Dicono dopo gli esami e rilievi i consulenti della Procura che la “causa prima” del crollo sta nella pessima qualità dei materiali usati per la costruzione. Era il 1935, il regime era impegnato nella guerra di Etiopia ed emanò direttiva di economizzare l’uso del ferro nell’edilizia civile. Il ferro doveva prioritariamente andare all’esercito, alle forze armate. Insomma la storia comincia quando il regime fascista poteva permettersi l’Impero a scapito di etiopi e libici e somali ma non poteva permettersi palazzi costruiti come sicuri per chi abitava a Roma, capitale dell’Impero…con le case di cartone o quasi. Un po’ come i carri armati mandati a difendere l’Impero, chiamati dai soldati “scatole di sardine” perché di latta più che di acciaio.

La storia (d’Italia) ovviamente non finisce qui.
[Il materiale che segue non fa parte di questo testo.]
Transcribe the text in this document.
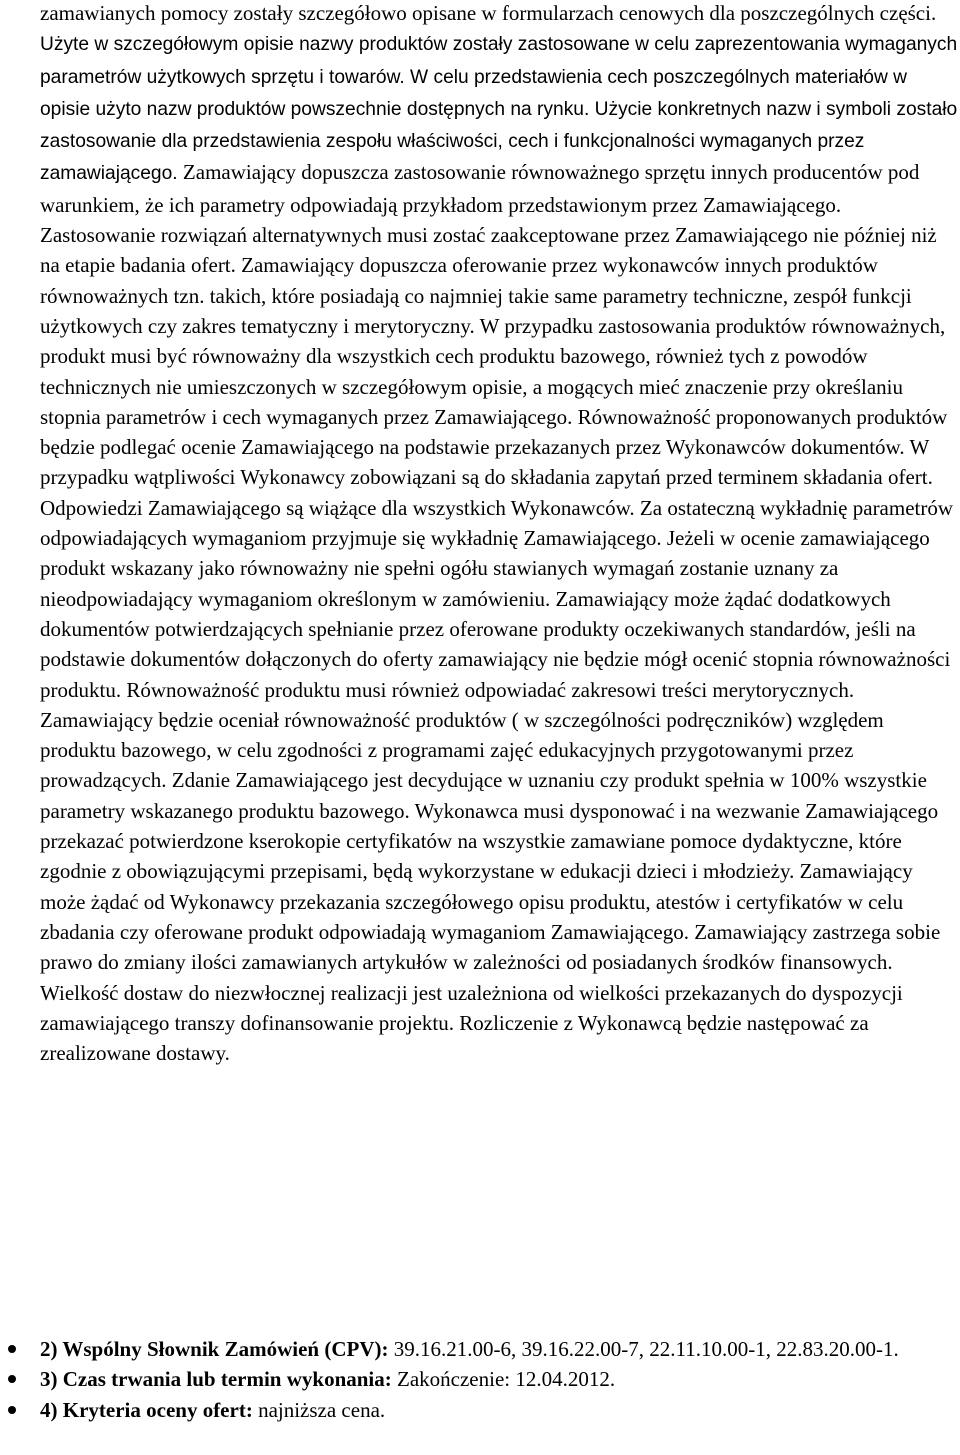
zamawianych pomocy zostały szczegółowo opisane w formularzach cenowych dla poszczególnych części. Użyte w szczegółowym opisie nazwy produktów zostały zastosowane w celu zaprezentowania wymaganych parametrów użytkowych sprzętu i towarów. W celu przedstawienia cech poszczególnych materiałów w opisie użyto nazw produktów powszechnie dostępnych na rynku. Użycie konkretnych nazw i symboli zostało zastosowanie dla przedstawienia zespołu właściwości, cech i funkcjonalności wymaganych przez zamawiającego. Zamawiający dopuszcza zastosowanie równoważnego sprzętu innych producentów pod warunkiem, że ich parametry odpowiadają przykładom przedstawionym przez Zamawiającego. Zastosowanie rozwiązań alternatywnych musi zostać zaakceptowane przez Zamawiającego nie później niż na etapie badania ofert. Zamawiający dopuszcza oferowanie przez wykonawców innych produktów równoważnych tzn. takich, które posiadają co najmniej takie same parametry techniczne, zespół funkcji użytkowych czy zakres tematyczny i merytoryczny. W przypadku zastosowania produktów równoważnych, produkt musi być równoważny dla wszystkich cech produktu bazowego, również tych z powodów technicznych nie umieszczonych w szczegółowym opisie, a mogących mieć znaczenie przy określaniu stopnia parametrów i cech wymaganych przez Zamawiającego. Równoważność proponowanych produktów będzie podlegać ocenie Zamawiającego na podstawie przekazanych przez Wykonawców dokumentów. W przypadku wątpliwości Wykonawcy zobowiązani są do składania zapytań przed terminem składania ofert. Odpowiedzi Zamawiającego są wiążące dla wszystkich Wykonawców. Za ostateczną wykładnię parametrów odpowiadających wymaganiom przyjmuje się wykładnię Zamawiającego. Jeżeli w ocenie zamawiającego produkt wskazany jako równoważny nie spełni ogółu stawianych wymagań zostanie uznany za nieodpowiadający wymaganiom określonym w zamówieniu. Zamawiający może żądać dodatkowych dokumentów potwierdzających spełnianie przez oferowane produkty oczekiwanych standardów, jeśli na podstawie dokumentów dołączonych do oferty zamawiający nie będzie mógł ocenić stopnia równoważności produktu. Równoważność produktu musi również odpowiadać zakresowi treści merytorycznych. Zamawiający będzie oceniał równoważność produktów ( w szczególności podręczników) względem produktu bazowego, w celu zgodności z programami zajęć edukacyjnych przygotowanymi przez prowadzących. Zdanie Zamawiającego jest decydujące w uznaniu czy produkt spełnia w 100% wszystkie parametry wskazanego produktu bazowego. Wykonawca musi dysponować i na wezwanie Zamawiającego przekazać potwierdzone kserokopie certyfikatów na wszystkie zamawiane pomoce dydaktyczne, które zgodnie z obowiązującymi przepisami, będą wykorzystane w edukacji dzieci i młodzieży. Zamawiający może żądać od Wykonawcy przekazania szczegółowego opisu produktu, atestów i certyfikatów w celu zbadania czy oferowane produkt odpowiadają wymaganiom Zamawiającego. Zamawiający zastrzega sobie prawo do zmiany ilości zamawianych artykułów w zależności od posiadanych środków finansowych. Wielkość dostaw do niezwłocznej realizacji jest uzależniona od wielkości przekazanych do dyspozycji zamawiającego transzy dofinansowanie projektu. Rozliczenie z Wykonawcą będzie następować za zrealizowane dostawy.

2) Wspólny Słownik Zamówień (CPV): 39.16.21.00-6, 39.16.22.00-7, 22.11.10.00-1, 22.83.20.00-1.
3) Czas trwania lub termin wykonania: Zakończenie: 12.04.2012.
4) Kryteria oceny ofert: najniższa cena.
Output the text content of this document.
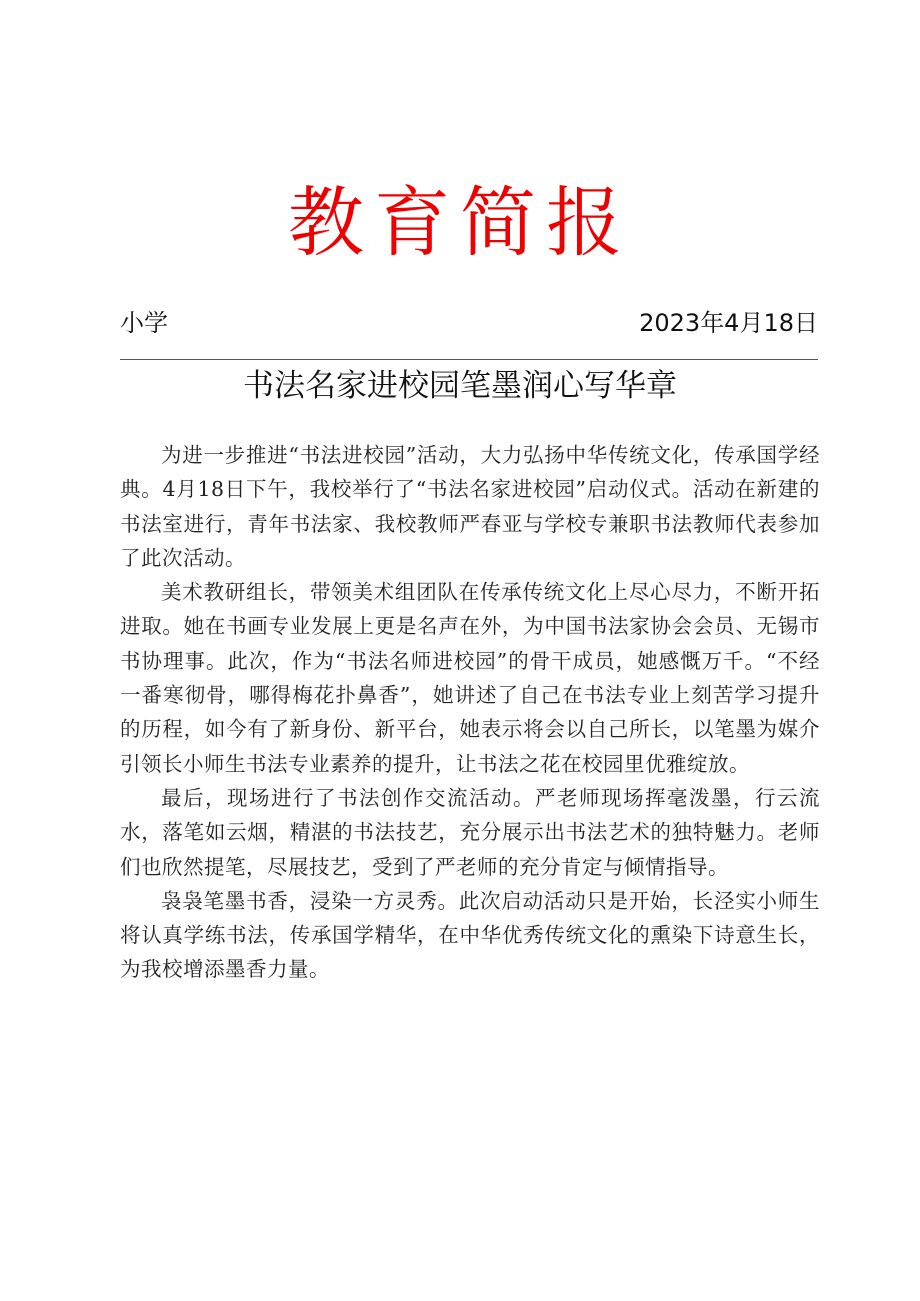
教育简报
小学	2023年4月18日
书法名家进校园笔墨润心写华章

为进一步推进“书法进校园”活动，大力弘扬中华传统文化，传承国学经典。4月18日下午，我校举行了“书法名家进校园”启动仪式。活动在新建的书法室进行，青年书法家、我校教师严春亚与学校专兼职书法教师代表参加了此次活动。

美术教研组长，带领美术组团队在传承传统文化上尽心尽力，不断开拓进取。她在书画专业发展上更是名声在外，为中国书法家协会会员、无锡市书协理事。此次，作为“书法名师进校园”的骨干成员，她感慨万千。“不经一番寒彻骨，哪得梅花扑鼻香”，她讲述了自己在书法专业上刻苦学习提升的历程，如今有了新身份、新平台，她表示将会以自己所长，以笔墨为媒介引领长小师生书法专业素养的提升，让书法之花在校园里优雅绽放。

最后，现场进行了书法创作交流活动。严老师现场挥毫泼墨，行云流水，落笔如云烟，精湛的书法技艺，充分展示出书法艺术的独特魅力。老师们也欣然提笔，尽展技艺，受到了严老师的充分肯定与倾情指导。

袅袅笔墨书香，浸染一方灵秀。此次启动活动只是开始，长泾实小师生将认真学练书法，传承国学精华，在中华优秀传统文化的熏染下诗意生长，为我校增添墨香力量。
I costruttori di allora del palazzo non rispettarono neanche i limiti, bassissimi, di qualità nei materiali con cui costruire. Stettero sotto, perfino più sotto dello standard del “cemento di Mussolini”. Lo fecero per non spendere, costruirono un po’ fuori legge. E lo sapevano, eccome se lo sapevano, tanto è vero che affollarono il palazzo di muti portanti che costavano meno del ferro e cemento appunto. Quindi regime sparaballe e incosciente e costruttori alquanto ladri, non proprio eccezioni nella storia patria.

Ed ecco arrivare poi e finalmente i cittadini, la gente, nel caso in specie gli inquilini del palazzo negli anni e decenni. Dodici (12!) ristrutturazioni interne di ambienti con spostamenti o abbattimenti di tramezzi. E tutte e 12 condonate. E Comune di Roma che da trenta anni o condona la qualunque o tiene le domande nel cassetto. La somma, le nozze tra il “faccio come mi pare” dei cittadini/inquilini e il “non faccio nulla” della Pubblica Amministrazione hanno avuto come legittimo erede il crollo. Ciliegina sulla torta, o meglio goccia che ha fatto traboccare , l’ultima ristrutturazione, quella del quinto piano e relativo abbattimento di tramezzi (il giardino pensile pesantissimo da far sprofondare è risultato invece una favola metropolitana).

I consulenti del Pubblico Ministero definiscono quelli constatati “sfortunati eventi”. Quanto pudore. Regimi e poi anche democratici governi che fanno la ruota del pavone e non hanno le risorse neanche per i bisogni essenziali e poi imprenditori che ci marciano sistematicamente sulla strada del profitto illegale e nocivo per i cittadini e poi i cittadini che ignorano regole, prudenza e della sicurezza se ne fregano anche loro dopo i regimi, i governi, i costruttori e Pubblica Amministrazione indolente, inefficace, di fatto complice. Sfortunati eventi? Beh, sì. Basta aggiungere abituali. Abituali sfortunati eventi in Italia.